“Since you have experience with that, maybe you can tell me how big a project 
that might end up being?”

Here is about how much time I spent on the typography library:

  * Load SVG fonts and render font (simplest font format) - couple hours
  * Rasterization font - a day or two
  * Load TTF font - a day or two
  * Typesetting - a day or two
  * Sub Pixeling - a day or two
  * CJK (Chinese, Japanese, Korean) and UTF stuff - couple of hours



Stuff still not done:

  * OTF loading - estimate a day or two
  * RTL - estimate couple of hours
  * Emoji - estimate a day or two (requires mini SVG renderer)
  * Shaping Engine - probably a week for basic stuff
  * Other OTF font features, full matrix here: 
([https://ilovetypography.com/OpenType/opentype-features.html](https://ilovetypography.com/OpenType/opentype-features.html))
 - probably months, but not all features are needed, I don’t think anyone 
implements them all.
  * More complex typesetting and word wrap 
([http://w3c.github.io/i18n-drafts/articles/typography/linebreak.en](http://w3c.github.io/i18n-drafts/articles/typography/linebreak.en))

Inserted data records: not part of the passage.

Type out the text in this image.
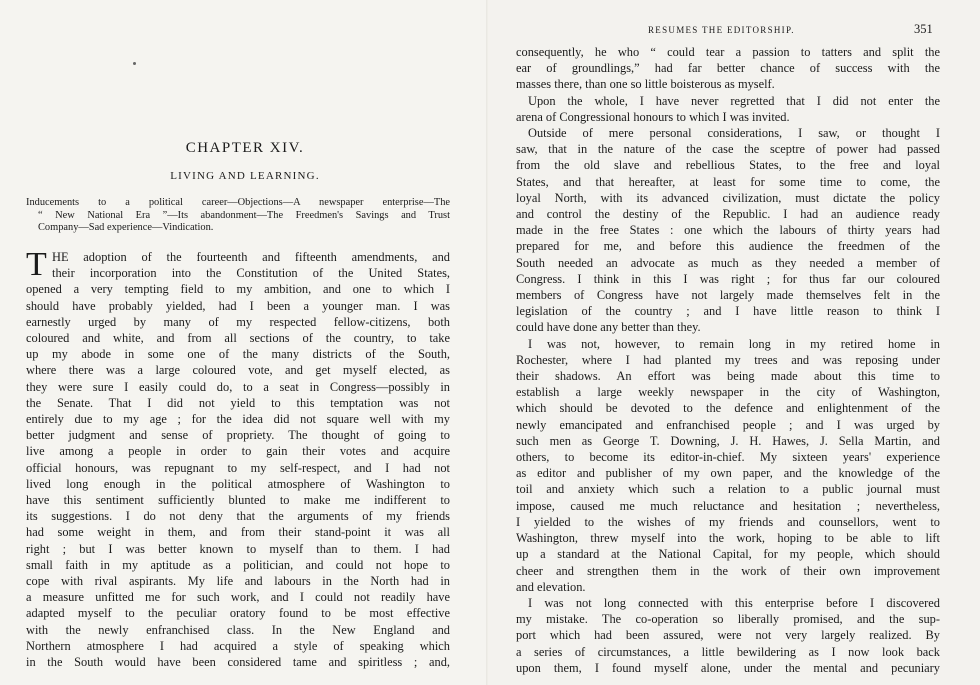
CHAPTER XIV.
LIVING AND LEARNING.
Inducements to a political career—Objections—A newspaper enterprise—The
“ New National Era ”—Its abandonment—The Freedmen's Savings and Trust
Company—Sad experience—Vindication.
T HE adoption of the fourteenth and fifteenth amendments, and
their incorporation into the Constitution of the United States,
opened a very tempting field to my ambition, and one to which I
should have probably yielded, had I been a younger man. I was
earnestly urged by many of my respected fellow-citizens, both
coloured and white, and from all sections of the country, to take
up my abode in some one of the many districts of the South,
where there was a large coloured vote, and get myself elected, as
they were sure I easily could do, to a seat in Congress—possibly in
the Senate. That I did not yield to this temptation was not
entirely due to my age ; for the idea did not square well with my
better judgment and sense of propriety. The thought of going to
live among a people in order to gain their votes and acquire
official honours, was repugnant to my self-respect, and I had not
lived long enough in the political atmosphere of Washington to
have this sentiment sufficiently blunted to make me indifferent to
its suggestions. I do not deny that the arguments of my friends
had some weight in them, and from their stand-point it was all
right ; but I was better known to myself than to them. I had
small faith in my aptitude as a politician, and could not hope to
cope with rival aspirants. My life and labours in the North had in
a measure unfitted me for such work, and I could not readily have
adapted myself to the peculiar oratory found to be most effective
with the newly enfranchised class. In the New England and
Northern atmosphere I had acquired a style of speaking which
in the South would have been considered tame and spiritless ; and,
RESUMES THE EDITORSHIP.	351
consequently, he who “ could tear a passion to tatters and split the
ear of groundlings,” had far better chance of success with the
masses there, than one so little boisterous as myself.
Upon the whole, I have never regretted that I did not enter the
arena of Congressional honours to which I was invited.
Outside of mere personal considerations, I saw, or thought I
saw, that in the nature of the case the sceptre of power had passed
from the old slave and rebellious States, to the free and loyal
States, and that hereafter, at least for some time to come, the
loyal North, with its advanced civilization, must dictate the policy
and control the destiny of the Republic. I had an audience ready
made in the free States : one which the labours of thirty years had
prepared for me, and before this audience the freedmen of the
South needed an advocate as much as they needed a member of
Congress. I think in this I was right ; for thus far our coloured
members of Congress have not largely made themselves felt in the
legislation of the country ; and I have little reason to think I
could have done any better than they.
I was not, however, to remain long in my retired home in
Rochester, where I had planted my trees and was reposing under
their shadows. An effort was being made about this time to
establish a large weekly newspaper in the city of Washington,
which should be devoted to the defence and enlightenment of the
newly emancipated and enfranchised people ; and I was urged by
such men as George T. Downing, J. H. Hawes, J. Sella Martin, and
others, to become its editor-in-chief. My sixteen years' experience
as editor and publisher of my own paper, and the knowledge of the
toil and anxiety which such a relation to a public journal must
impose, caused me much reluctance and hesitation ; nevertheless,
I yielded to the wishes of my friends and counsellors, went to
Washington, threw myself into the work, hoping to be able to lift
up a standard at the National Capital, for my people, which should
cheer and strengthen them in the work of their own improvement
and elevation.
I was not long connected with this enterprise before I discovered
my mistake. The co-operation so liberally promised, and the sup-
port which had been assured, were not very largely realized. By
a series of circumstances, a little bewildering as I now look back
upon them, I found myself alone, under the mental and pecuniary
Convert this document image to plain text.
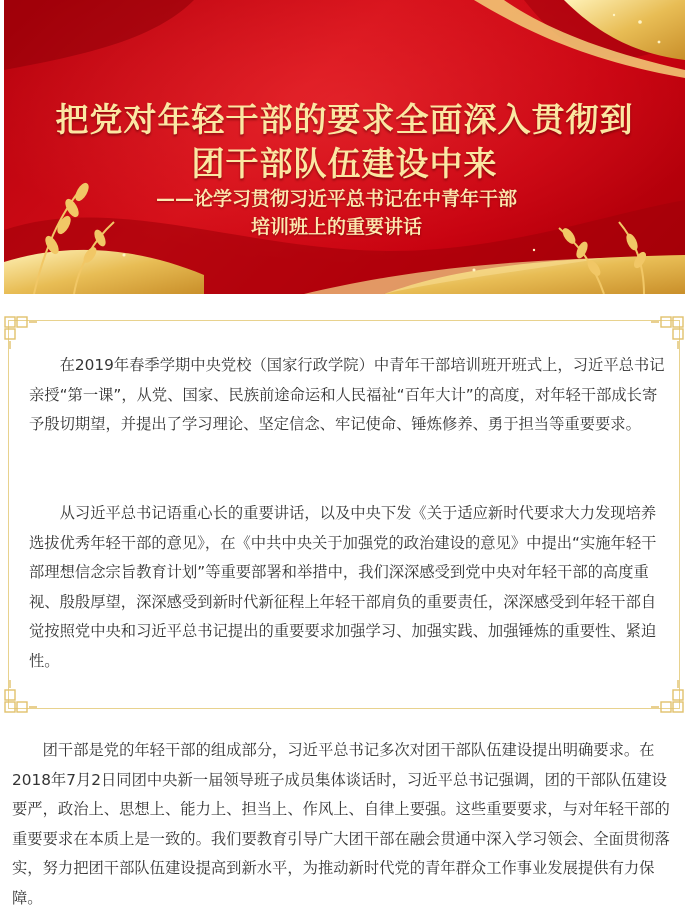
把党对年轻干部的要求全面深入贯彻到
团干部队伍建设中来
——论学习贯彻习近平总书记在中青年干部
培训班上的重要讲话

　　在2019年春季学期中央党校（国家行政学院）中青年干部培训班开班式上，习近平总书记亲授“第一课”，从党、国家、民族前途命运和人民福祉“百年大计”的高度，对年轻干部成长寄予殷切期望，并提出了学习理论、坚定信念、牢记使命、锤炼修养、勇于担当等重要要求。

　　从习近平总书记语重心长的重要讲话，以及中央下发《关于适应新时代要求大力发现培养选拔优秀年轻干部的意见》，在《中共中央关于加强党的政治建设的意见》中提出“实施年轻干部理想信念宗旨教育计划”等重要部署和举措中，我们深深感受到党中央对年轻干部的高度重视、殷殷厚望，深深感受到新时代新征程上年轻干部肩负的重要责任，深深感受到年轻干部自觉按照党中央和习近平总书记提出的重要要求加强学习、加强实践、加强锤炼的重要性、紧迫性。

　　团干部是党的年轻干部的组成部分，习近平总书记多次对团干部队伍建设提出明确要求。在2018年7月2日同团中央新一届领导班子成员集体谈话时，习近平总书记强调，团的干部队伍建设要严，政治上、思想上、能力上、担当上、作风上、自律上要强。这些重要要求，与对年轻干部的重要要求在本质上是一致的。我们要教育引导广大团干部在融会贯通中深入学习领会、全面贯彻落实，努力把团干部队伍建设提高到新水平，为推动新时代党的青年群众工作事业发展提供有力保障。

It boils down to how many language you want to support. It’s easy to get to 
alphabet based languages, CJK is hard because of shear number of characters as 
you can’t load the font into memory. At this point you got like 95% of 
languages covered. Then it gets into right-to-left and the shaping engine and 
the last 5% of languages are really hard like Arabic, Hebrew, Tibetan. 
Typesetting them is also hard and not a solved problem. For Thai, Lao, and 
Khmer you can’t wrap it properly without having AI read and understand the 
language. No one really supports vertical languages like Mongolian, and even 
though CJK can be vertical it’s never like that on digital devices. You kind of 
have to do it language by language basis.